Grundsätzlich ergeben sich mehrere Möglichkeiten, geeigneten
Patienten eine bislang nicht zugelassene Therapie zugänglich zu
machen. Ist der Einschluss in eine Studie nicht möglich, bleibt die
Kontaktaufnahme mit Arzneimittelherstellern, die eine entsprechende Substanz indikationsfremd innerhalb klinischer Studien
prüfen. Im Falle einer bereits vorhandenen, wenn auch indikationsfremden Zulassung kann zudem die Prüfung einer Kostenübernahme für einen Off-Label-Gebrauch durch den Medizinischen Dienst der Krankenkassen forciert werden. In vielen
Fällen begünstigt die berechtigte und auf dem Boden molekularer Befunde begründbare Hoffnung auf ein Therapieansprechen
hierbei eine positive Entscheidung vonseiten der Kostenträger.

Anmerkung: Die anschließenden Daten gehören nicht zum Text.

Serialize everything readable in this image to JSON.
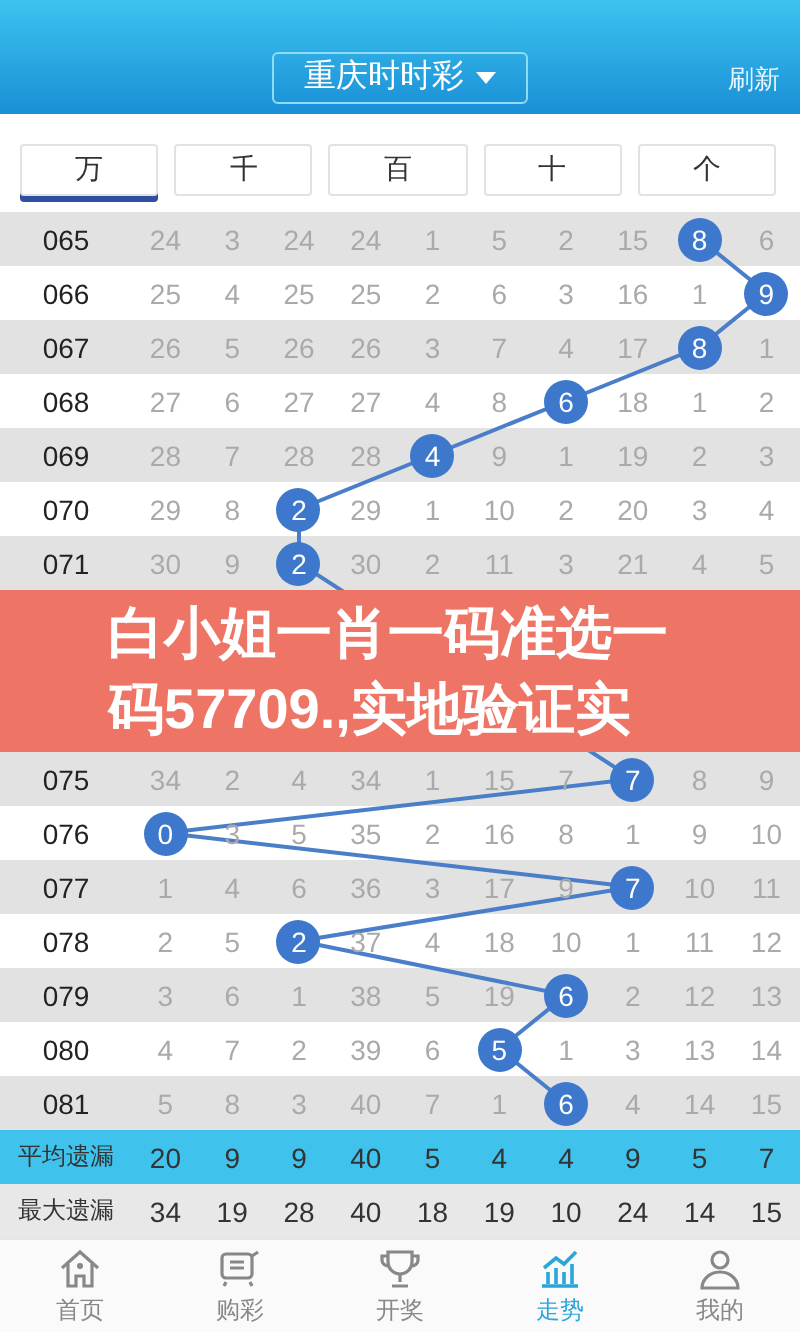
{
  "header": {
    "title": "重庆时时彩",
    "action": "刷新"
  },
  "tabs": [
    {
      "label": "万",
      "selected": true
    },
    {
      "label": "千",
      "selected": false
    },
    {
      "label": "百",
      "selected": false
    },
    {
      "label": "十",
      "selected": false
    },
    {
      "label": "个",
      "selected": false
    }
  ],
  "table": {
    "rows": [
      {
        "kind": "draw",
        "period": "065",
        "cells": [
          "24",
          "3",
          "24",
          "24",
          "1",
          "5",
          "2",
          "15",
          {
            "ball": "8"
          },
          "6"
        ]
      },
      {
        "kind": "draw",
        "period": "066",
        "cells": [
          "25",
          "4",
          "25",
          "25",
          "2",
          "6",
          "3",
          "16",
          "1",
          {
            "ball": "9"
          }
        ]
      },
      {
        "kind": "draw",
        "period": "067",
        "cells": [
          "26",
          "5",
          "26",
          "26",
          "3",
          "7",
          "4",
          "17",
          {
            "ball": "8"
          },
          "1"
        ]
      },
      {
        "kind": "draw",
        "period": "068",
        "cells": [
          "27",
          "6",
          "27",
          "27",
          "4",
          "8",
          {
            "ball": "6"
          },
          "18",
          "1",
          "2"
        ]
      },
      {
        "kind": "draw",
        "period": "069",
        "cells": [
          "28",
          "7",
          "28",
          "28",
          {
            "ball": "4"
          },
          "9",
          "1",
          "19",
          "2",
          "3"
        ]
      },
      {
        "kind": "draw",
        "period": "070",
        "cells": [
          "29",
          "8",
          {
            "ball": "2"
          },
          "29",
          "1",
          "10",
          "2",
          "20",
          "3",
          "4"
        ]
      },
      {
        "kind": "draw",
        "period": "071",
        "cells": [
          "30",
          "9",
          {
            "ball": "2"
          },
          "30",
          "2",
          "11",
          "3",
          "21",
          "4",
          "5"
        ]
      },
      {
        "kind": "banner",
        "text": "白小姐一肖一码准选一码57709.,实地验证实"
      },
      {
        "kind": "draw",
        "period": "075",
        "cells": [
          "34",
          "2",
          "4",
          "34",
          "1",
          "15",
          "7",
          {
            "ball": "7"
          },
          "8",
          "9"
        ]
      },
      {
        "kind": "draw",
        "period": "076",
        "cells": [
          {
            "ball": "0"
          },
          "3",
          "5",
          "35",
          "2",
          "16",
          "8",
          "1",
          "9",
          "10"
        ]
      },
      {
        "kind": "draw",
        "period": "077",
        "cells": [
          "1",
          "4",
          "6",
          "36",
          "3",
          "17",
          "9",
          {
            "ball": "7"
          },
          "10",
          "11"
        ]
      },
      {
        "kind": "draw",
        "period": "078",
        "cells": [
          "2",
          "5",
          {
            "ball": "2"
          },
          "37",
          "4",
          "18",
          "10",
          "1",
          "11",
          "12"
        ]
      },
      {
        "kind": "draw",
        "period": "079",
        "cells": [
          "3",
          "6",
          "1",
          "38",
          "5",
          "19",
          {
            "ball": "6"
          },
          "2",
          "12",
          "13"
        ]
      },
      {
        "kind": "draw",
        "period": "080",
        "cells": [
          "4",
          "7",
          "2",
          "39",
          "6",
          {
            "ball": "5"
          },
          "1",
          "3",
          "13",
          "14"
        ]
      },
      {
        "kind": "draw",
        "period": "081",
        "cells": [
          "5",
          "8",
          "3",
          "40",
          "7",
          "1",
          {
            "ball": "6"
          },
          "4",
          "14",
          "15"
        ]
      }
    ],
    "stats": [
      {
        "kind": "average",
        "label": "平均遗漏",
        "values": [
          "20",
          "9",
          "9",
          "40",
          "5",
          "4",
          "4",
          "9",
          "5",
          "7"
        ]
      },
      {
        "kind": "max",
        "label": "最大遗漏",
        "values": [
          "34",
          "19",
          "28",
          "40",
          "18",
          "19",
          "10",
          "24",
          "14",
          "15"
        ]
      }
    ]
  },
  "nav": [
    {
      "kind": "home",
      "label": "首页",
      "selected": false
    },
    {
      "kind": "cart",
      "label": "购彩",
      "selected": false
    },
    {
      "kind": "trophy",
      "label": "开奖",
      "selected": false
    },
    {
      "kind": "trend",
      "label": "走势",
      "selected": true
    },
    {
      "kind": "user",
      "label": "我的",
      "selected": false
    }
  ]
}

Weitaus wünschenswerter ist aus wissenschaftlicher wie auch
klinischer Sicht eine Behandlung im Studienkontext. Mittelfristiges Ziel des NCT MASTER-Programms ist es daher, eine möglichst große Anzahl von Patienten innerhalb klinischer Prüfungen
zu behandeln. Zur Umsetzung dieses Vorhabens erfolgt derzeit
eine Stratifizierung und Behandlung von Patienten innerhalb der
▶ Tab. 2 definierten Kategorien molekularer Alterationen, an
6 in ●
die sich – abhängig vom Therapieerfolg innerhalb der einzelnen
Kategorien – interventionelle klinische Studien mit großen, molekular stratifizierten Patientenkollektiven anschließen.
Durch schrittweisen Ausbau der oben skizzierten Strukturen und
die fortgesetzt enge Kooperationen mit Arzneimittelherstellern
und kooperierenden onkologischen Zentren ist es das langfristige
Ziel des NCT, möglichst allen Patienten eine NGS-basierte molekulare Diagnostik und Therapie anbieten zu können.
Autorenerklärung: Die Autoren geben an, dass kein Interessenkonflikt besteht.